There at location C are (left to right) an Aunt Ruby's German Green, a Japanese Black, and a Kellogg's Breakfast varietal of tomato plant.  (Side note: is there any smell more absolutely wonderful than the leaves of a tomato plant?)  I've planted the cohosh by scattering the seeds around the tomato plants and brushing the soil back over the top, then allowing Friday's downpour to water them in.  If we're lucky, the tomatoes will produce there, Foundation members will get to enjoy the fruit, the plants will die a natural death and join our compost heap, and then the cohosh will grow there once the tomatoes are only a memory. Voila, eco-friendly succession planting!

I'm also going to add marigolds as companion plants for the tomatoes when I return on Monday.  Annual marigolds discourage tomato hornworms and aphids from attacking the plants nearby, and the natural chemical defense they produce kills the nematodes that like tomato roots.  It's a safe, natural way to kill pests without chemical pesticides, and was probably practiced during the 1870s and 1880s here at Woodburn, which was then an experimental stock farm that grew all types of crops.  Our nineteenth-century farm ledger notes a number of instances where rows of flowers were planted, presumably for exactly this reason.

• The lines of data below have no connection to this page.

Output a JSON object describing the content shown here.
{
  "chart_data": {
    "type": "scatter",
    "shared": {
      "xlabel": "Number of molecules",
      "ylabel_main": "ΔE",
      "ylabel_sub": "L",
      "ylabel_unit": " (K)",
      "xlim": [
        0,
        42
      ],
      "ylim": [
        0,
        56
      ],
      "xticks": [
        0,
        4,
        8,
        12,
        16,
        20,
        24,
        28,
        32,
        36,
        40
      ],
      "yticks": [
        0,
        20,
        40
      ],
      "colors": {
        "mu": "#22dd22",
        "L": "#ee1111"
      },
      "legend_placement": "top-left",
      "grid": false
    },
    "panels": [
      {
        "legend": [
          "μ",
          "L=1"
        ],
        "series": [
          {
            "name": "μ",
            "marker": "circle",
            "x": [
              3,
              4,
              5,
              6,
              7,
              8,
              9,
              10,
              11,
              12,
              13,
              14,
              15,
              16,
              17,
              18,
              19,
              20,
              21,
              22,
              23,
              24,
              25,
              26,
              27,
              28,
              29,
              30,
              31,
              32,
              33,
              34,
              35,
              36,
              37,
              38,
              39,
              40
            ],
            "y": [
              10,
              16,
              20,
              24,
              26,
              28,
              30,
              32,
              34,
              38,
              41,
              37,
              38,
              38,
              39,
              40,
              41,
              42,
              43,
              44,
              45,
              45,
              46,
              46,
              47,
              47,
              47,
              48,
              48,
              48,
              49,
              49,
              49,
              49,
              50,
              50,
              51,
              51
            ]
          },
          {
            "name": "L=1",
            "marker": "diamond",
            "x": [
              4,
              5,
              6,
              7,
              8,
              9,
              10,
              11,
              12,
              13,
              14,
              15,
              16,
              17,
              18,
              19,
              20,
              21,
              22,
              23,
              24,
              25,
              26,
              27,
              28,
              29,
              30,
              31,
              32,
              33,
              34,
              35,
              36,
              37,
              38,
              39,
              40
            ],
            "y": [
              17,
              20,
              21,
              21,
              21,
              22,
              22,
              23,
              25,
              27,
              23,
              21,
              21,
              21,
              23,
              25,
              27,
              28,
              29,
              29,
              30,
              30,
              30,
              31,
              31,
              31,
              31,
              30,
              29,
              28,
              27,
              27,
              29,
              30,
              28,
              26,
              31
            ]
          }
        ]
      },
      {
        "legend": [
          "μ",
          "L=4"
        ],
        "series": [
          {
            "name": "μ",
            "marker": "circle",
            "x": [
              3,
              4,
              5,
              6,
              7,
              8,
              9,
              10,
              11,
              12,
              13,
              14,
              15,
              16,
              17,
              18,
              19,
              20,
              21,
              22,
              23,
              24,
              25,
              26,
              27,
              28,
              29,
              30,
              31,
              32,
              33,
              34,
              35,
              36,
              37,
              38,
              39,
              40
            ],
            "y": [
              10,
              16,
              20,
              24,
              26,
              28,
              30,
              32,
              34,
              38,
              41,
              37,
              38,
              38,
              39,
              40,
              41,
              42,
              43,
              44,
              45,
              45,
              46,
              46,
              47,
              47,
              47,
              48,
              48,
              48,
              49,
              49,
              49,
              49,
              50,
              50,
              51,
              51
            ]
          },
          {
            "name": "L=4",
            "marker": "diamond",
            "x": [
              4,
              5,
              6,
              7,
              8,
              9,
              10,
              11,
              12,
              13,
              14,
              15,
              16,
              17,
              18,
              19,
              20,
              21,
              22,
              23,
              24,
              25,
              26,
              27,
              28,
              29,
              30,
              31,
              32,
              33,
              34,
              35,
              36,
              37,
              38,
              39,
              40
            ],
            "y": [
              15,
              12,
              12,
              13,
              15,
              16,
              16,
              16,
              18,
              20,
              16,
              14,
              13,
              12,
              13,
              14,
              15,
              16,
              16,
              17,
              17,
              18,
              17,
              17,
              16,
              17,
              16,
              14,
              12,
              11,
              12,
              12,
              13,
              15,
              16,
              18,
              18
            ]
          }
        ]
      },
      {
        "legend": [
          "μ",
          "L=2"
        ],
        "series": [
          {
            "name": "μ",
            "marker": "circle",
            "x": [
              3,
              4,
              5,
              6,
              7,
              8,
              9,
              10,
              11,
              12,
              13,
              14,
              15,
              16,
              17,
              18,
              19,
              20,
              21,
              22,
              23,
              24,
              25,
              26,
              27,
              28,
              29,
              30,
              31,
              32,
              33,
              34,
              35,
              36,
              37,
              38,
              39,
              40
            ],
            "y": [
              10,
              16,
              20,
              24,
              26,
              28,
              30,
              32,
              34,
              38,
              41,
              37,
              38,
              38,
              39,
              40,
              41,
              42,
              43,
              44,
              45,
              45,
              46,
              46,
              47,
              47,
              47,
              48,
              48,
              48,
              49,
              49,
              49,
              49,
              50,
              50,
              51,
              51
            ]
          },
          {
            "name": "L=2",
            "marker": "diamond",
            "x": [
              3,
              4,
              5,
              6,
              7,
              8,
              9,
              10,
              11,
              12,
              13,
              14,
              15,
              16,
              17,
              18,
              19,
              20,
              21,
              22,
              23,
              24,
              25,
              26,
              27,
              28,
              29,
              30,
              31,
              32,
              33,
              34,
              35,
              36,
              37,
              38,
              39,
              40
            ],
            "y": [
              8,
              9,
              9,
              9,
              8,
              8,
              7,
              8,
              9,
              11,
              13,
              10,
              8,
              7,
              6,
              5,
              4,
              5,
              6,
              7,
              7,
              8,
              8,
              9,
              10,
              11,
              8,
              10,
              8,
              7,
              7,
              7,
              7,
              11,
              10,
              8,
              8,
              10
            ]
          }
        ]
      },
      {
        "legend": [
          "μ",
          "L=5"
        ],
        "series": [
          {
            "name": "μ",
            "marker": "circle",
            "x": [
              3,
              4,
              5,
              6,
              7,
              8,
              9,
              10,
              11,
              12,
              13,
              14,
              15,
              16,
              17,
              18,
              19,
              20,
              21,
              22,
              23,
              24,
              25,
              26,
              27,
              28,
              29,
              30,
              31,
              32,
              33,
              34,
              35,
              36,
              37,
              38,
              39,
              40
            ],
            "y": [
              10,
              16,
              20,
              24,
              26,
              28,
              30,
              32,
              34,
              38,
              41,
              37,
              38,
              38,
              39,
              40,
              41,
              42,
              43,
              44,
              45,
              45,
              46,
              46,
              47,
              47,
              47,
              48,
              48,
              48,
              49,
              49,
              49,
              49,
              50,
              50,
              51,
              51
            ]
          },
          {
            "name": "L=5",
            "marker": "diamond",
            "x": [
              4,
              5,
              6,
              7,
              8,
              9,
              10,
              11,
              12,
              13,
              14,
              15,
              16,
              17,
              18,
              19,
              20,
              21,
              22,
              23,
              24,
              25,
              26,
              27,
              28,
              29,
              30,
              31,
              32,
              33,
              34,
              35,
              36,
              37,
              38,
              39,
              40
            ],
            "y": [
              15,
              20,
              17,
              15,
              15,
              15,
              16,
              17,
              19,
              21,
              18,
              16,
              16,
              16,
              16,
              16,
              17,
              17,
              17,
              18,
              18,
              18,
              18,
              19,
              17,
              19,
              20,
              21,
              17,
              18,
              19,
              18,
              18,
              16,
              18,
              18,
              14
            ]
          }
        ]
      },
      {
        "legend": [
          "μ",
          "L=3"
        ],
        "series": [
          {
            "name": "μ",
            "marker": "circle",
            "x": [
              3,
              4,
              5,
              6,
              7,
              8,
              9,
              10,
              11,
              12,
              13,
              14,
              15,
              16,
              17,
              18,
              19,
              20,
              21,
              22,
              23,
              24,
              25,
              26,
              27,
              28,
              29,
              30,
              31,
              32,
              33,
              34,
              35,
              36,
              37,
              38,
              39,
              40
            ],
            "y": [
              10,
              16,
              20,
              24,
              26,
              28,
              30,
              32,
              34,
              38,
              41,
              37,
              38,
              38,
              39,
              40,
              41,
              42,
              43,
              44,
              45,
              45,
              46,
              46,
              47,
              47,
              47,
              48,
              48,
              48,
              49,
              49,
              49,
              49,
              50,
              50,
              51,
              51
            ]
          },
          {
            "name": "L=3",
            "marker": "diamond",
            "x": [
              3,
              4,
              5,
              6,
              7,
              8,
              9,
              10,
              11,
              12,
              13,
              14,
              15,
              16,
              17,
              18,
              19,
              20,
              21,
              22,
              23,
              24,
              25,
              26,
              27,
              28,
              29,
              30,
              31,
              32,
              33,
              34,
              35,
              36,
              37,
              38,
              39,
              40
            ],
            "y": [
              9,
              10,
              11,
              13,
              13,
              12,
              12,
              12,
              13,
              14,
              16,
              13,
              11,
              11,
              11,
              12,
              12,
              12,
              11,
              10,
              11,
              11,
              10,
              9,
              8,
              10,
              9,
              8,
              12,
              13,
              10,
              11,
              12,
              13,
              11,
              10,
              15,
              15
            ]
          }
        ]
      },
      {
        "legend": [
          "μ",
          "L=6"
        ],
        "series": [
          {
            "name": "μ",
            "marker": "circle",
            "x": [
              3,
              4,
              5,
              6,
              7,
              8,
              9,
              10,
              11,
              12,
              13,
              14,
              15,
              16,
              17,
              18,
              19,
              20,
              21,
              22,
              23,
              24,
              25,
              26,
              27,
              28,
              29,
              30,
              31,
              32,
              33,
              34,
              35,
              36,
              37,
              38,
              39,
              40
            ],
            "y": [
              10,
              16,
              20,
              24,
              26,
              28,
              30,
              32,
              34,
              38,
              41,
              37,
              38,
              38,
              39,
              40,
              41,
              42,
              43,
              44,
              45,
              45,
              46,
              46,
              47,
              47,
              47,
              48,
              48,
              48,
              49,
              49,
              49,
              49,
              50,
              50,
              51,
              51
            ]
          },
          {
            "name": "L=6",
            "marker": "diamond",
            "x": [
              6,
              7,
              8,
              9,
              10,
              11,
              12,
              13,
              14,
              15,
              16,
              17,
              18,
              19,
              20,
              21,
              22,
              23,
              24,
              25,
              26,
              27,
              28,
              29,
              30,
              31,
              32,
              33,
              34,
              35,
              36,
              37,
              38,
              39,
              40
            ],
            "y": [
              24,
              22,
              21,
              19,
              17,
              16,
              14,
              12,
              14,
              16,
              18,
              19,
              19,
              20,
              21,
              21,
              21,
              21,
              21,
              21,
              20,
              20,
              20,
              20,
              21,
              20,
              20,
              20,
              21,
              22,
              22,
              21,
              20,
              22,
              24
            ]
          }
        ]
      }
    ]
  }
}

Also on Thursday, we put in a smooth purple coneflower purchased at the South Carolina Botanical Garden plants sale (one of the volunteers told us that this was not a particularly showy coneflower, but was the best for native education; it gets cool slender petals and is a federally listed endangered species).  We seeded New Jersey tea and clustered poppy-mallow at the dryer side of the garden.  We did quite a bit of hoeing (so.  much.  hoeing), but were able to work around the St. John's wort at location B in that first photo, while removing the grass and myrtle choking it down.  We were lucky to realize what that was; we were planning to take it out, thinking it was another tree sapling like the oaks and myrtles we've been fighting, then happened to see one with a label at the SC Botanical Garden up the road.

Looking in the other direction from the same spot, you can see one of the historic millstones placed at the path 
end.  That insane spray of green froth on the far left is the fennel, which survived several years of neglect but 
is thriving with some of its competition removed.  Also, lots more glads.  The structures you see are the Moorhead
cabin (1798; original, though not to this site) and the carriage house (full replica of the original built around 1970).

Another task on Thursday was taking out most of the apple mint and replacing it with slender mountain mint (the spot is just behind the white board leaning on the chimney in the photo above).  Mints eat gardens, and I'd rather have a native herb do the eating.  Mountain mints, which are Appalachian natives, are a species important to Piedmont prairie restoration gardening, and I expect ours to do just fine; Prairie Moon Nursery often recommends that their seeds be planted after 90-day warm stratification, 60-day cold stratification, scarification, boiling water treatment, any number of methods to improve the seeds' chances -- but for slender mountain mint, their advice boils down to "Eh, put it in the ground, it'll do its thing."

Hopefully several of the plants will do as well now that we're finally getting seeds in!